Sleepy Joe is only the 3rd headline of the day. The 2nd is SCOTUS striking down the Enron era “obstruction” charges related to J6, which had resulted in the imprisonment of hundreds and hundreds of peaceful protesters. Read about it HERE.

But the real lead headline today is the reversal of Chevron. In the unabashed glory of mid-80s Reaganism, the initial ruling was actually celebrated by conservatives, as it meant the benevolent powers that be could do as they pleased, giving federal agencies the power to interpret law. What could go wrong? How could they not see how this power would later be abused? I am posting from SCOTUSblog.com here… because the other news is blocking out this major story, you may only read about it here…


In a major ruling, the Supreme Court on Friday cut back sharply on the power of federal agencies to interpret the laws they administer and ruled that courts should rely on their own interpretion of ambiguous laws. The decision will likely have far-reaching effects across the country, from environmental regulation to healthcare costs.

By a vote of 6-3, the justices overruled their landmark 1984 decision in Chevron v. Natural Resources Defense Council, which gave rise to the doctrine known as the Chevron doctrine.
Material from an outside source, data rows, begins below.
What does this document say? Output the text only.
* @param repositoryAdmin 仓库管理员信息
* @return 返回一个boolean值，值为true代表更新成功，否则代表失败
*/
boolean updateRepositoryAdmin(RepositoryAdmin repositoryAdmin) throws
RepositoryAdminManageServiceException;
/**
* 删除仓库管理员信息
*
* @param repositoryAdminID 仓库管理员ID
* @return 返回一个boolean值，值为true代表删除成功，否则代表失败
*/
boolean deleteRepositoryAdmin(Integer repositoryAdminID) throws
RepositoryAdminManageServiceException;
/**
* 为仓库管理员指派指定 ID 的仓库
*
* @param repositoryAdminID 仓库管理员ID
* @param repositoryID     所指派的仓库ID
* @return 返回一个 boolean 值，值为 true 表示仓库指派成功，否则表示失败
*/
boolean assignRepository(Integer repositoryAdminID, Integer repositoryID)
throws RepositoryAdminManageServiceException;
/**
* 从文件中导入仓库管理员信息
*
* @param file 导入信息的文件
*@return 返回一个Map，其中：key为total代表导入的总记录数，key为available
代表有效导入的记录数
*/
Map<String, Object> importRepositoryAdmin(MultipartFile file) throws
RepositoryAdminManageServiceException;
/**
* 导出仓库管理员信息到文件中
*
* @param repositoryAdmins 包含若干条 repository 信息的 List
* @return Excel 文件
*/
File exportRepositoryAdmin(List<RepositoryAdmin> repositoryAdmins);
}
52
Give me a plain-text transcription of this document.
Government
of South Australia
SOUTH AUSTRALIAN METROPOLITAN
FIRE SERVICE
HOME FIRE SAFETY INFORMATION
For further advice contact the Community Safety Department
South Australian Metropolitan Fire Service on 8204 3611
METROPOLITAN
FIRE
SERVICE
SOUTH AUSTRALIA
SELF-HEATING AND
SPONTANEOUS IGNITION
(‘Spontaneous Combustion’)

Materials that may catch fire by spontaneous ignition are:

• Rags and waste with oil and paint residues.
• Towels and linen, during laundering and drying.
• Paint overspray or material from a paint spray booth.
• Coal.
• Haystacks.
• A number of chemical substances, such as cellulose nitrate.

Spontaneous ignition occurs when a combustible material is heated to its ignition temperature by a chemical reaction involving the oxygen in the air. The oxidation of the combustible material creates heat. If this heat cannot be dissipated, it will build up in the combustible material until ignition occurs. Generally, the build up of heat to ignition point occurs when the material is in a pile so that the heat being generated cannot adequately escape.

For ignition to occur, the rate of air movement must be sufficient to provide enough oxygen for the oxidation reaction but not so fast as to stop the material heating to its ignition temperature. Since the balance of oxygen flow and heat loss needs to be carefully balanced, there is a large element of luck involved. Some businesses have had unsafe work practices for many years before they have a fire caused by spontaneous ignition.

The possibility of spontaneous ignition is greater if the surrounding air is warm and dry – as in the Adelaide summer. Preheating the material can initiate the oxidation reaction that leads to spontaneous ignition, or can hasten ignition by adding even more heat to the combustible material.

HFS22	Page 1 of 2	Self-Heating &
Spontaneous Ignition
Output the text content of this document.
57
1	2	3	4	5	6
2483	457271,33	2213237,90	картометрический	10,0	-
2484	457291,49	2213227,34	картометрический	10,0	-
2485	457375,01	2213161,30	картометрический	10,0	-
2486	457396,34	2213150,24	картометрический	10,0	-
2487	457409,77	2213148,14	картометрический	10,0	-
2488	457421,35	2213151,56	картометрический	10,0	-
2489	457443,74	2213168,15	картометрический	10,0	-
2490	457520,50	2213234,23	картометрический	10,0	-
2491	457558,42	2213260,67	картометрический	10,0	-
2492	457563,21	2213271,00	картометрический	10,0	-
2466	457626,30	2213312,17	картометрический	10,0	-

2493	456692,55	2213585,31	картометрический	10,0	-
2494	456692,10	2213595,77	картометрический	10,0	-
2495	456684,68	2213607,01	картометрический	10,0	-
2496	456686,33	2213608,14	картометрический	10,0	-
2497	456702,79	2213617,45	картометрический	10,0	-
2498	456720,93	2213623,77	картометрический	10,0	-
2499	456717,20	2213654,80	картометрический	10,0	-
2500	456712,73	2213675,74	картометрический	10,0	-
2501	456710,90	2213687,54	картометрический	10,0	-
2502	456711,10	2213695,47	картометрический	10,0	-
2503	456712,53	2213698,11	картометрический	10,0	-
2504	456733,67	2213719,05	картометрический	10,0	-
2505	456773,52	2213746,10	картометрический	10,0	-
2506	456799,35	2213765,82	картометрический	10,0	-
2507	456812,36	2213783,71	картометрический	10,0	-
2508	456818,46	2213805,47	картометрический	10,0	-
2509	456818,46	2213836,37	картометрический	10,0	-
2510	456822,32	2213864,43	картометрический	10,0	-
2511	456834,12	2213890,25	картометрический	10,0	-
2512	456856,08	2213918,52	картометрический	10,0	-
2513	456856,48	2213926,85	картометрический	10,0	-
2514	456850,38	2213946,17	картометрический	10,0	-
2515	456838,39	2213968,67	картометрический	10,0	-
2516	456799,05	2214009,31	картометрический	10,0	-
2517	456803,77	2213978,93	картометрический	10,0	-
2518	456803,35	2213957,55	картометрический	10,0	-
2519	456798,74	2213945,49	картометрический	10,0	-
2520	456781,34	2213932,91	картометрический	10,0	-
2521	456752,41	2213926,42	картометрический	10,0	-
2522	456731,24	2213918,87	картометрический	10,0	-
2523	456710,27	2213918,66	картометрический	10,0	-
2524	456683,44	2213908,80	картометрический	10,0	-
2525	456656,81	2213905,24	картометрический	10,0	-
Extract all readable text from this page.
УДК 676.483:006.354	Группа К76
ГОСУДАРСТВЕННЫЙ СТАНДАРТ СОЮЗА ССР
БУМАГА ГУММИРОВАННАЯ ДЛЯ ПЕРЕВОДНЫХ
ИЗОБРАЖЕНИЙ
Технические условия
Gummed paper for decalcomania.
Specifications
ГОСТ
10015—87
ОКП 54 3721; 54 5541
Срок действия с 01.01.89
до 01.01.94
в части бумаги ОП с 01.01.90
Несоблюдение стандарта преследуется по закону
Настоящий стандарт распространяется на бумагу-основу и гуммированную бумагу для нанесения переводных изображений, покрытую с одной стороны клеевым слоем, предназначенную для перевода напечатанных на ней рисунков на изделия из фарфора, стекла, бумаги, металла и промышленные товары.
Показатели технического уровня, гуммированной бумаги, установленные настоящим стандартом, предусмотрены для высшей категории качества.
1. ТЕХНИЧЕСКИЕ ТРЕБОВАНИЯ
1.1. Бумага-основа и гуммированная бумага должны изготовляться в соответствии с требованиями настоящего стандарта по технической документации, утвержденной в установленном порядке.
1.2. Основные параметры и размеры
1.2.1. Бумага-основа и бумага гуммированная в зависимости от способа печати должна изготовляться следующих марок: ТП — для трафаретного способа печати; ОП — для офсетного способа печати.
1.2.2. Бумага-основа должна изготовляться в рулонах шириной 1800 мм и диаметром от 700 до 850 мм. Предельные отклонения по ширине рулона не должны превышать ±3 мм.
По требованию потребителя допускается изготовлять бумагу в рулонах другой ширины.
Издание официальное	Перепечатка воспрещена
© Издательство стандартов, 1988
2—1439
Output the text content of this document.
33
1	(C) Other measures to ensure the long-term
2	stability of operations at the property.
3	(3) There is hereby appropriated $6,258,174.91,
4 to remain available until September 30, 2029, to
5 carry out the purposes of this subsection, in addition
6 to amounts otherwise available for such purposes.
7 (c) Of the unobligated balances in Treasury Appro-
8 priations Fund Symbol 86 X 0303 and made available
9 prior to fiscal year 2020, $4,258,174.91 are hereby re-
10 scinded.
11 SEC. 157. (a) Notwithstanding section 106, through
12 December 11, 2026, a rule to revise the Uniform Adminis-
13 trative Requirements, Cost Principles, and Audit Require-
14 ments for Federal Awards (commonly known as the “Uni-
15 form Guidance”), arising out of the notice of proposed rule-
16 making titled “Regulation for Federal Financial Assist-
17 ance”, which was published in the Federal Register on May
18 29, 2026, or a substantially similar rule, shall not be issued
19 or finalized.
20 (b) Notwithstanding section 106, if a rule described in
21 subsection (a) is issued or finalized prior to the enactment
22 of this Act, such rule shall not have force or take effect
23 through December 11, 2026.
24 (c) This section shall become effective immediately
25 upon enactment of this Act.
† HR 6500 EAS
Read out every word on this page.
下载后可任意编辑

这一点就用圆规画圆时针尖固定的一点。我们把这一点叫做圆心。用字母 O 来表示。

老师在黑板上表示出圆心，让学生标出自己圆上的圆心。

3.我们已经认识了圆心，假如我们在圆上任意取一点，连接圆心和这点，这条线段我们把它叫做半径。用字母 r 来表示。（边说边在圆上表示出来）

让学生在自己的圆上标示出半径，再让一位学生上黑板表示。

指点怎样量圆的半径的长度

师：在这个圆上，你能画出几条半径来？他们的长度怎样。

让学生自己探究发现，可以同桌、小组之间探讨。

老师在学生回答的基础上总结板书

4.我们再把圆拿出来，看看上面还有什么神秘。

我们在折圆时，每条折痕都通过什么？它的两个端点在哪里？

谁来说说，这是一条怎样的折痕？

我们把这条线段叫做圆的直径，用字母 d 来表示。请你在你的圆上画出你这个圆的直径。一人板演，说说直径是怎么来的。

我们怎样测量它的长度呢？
Under that doctrine, if Congress has not directly addressed the question at the center of a dispute, a court was required to uphold the agency’s interpretation of the statute as long as it was reasonable. But in a 35-page ruling by Chief Justice John Roberts, the justices rejected that doctrine, calling it “fundamentally misguided.”

Justice Elena Kagan dissented, in an opinion joined by Justices Sonia Sotomayor and Ketanji Brown Jackson. Kagan predicted that Friday’s ruling “will cause a massive shock to the legal system.”

When the Supreme Court first issued its decision in the Chevron case more than 40 years ago, the decision was not necessarily regarded as a particularly consequential one. But in the years since then, it became one of the most important rulings on federal administrative law, cited by federal courts more than 18,000 times.

Although the Chevron decision – which upheld the Reagan-era Environmental Protection Agency’s interpretation of the Clean Air Act that eased regulation of emissions – was generally hailed by conservatives at the time, the ruling eventually became a target for those seeking to curtail the administrative state, who argued that courts, rather than federal agencies, should say what the law means. The justices had rebuffed earlier requests (including by one of the same lawyers who argued one of the cases here) to consider overruling Chevron before they agreed last year to take up a pair of challenges…

https://www.scotusblog.com/2024/06/supreme-court-strikes-down-chevron-curtailing-power-of-federal-agencies/

One thought on “After 40 years, SCOTUS reverses Chevron Doctrine in major blow to Regime overreach”

  1. No. The REAL news today is Vigano accusing Bergolio of schism and heresy, calling out VII as the cause of all the Church’s problems, and vindicating like 95% of what Ann Barnhardt has been shouting from the rooftops for a decade.

    This is absolutely fantastic and the best news in years.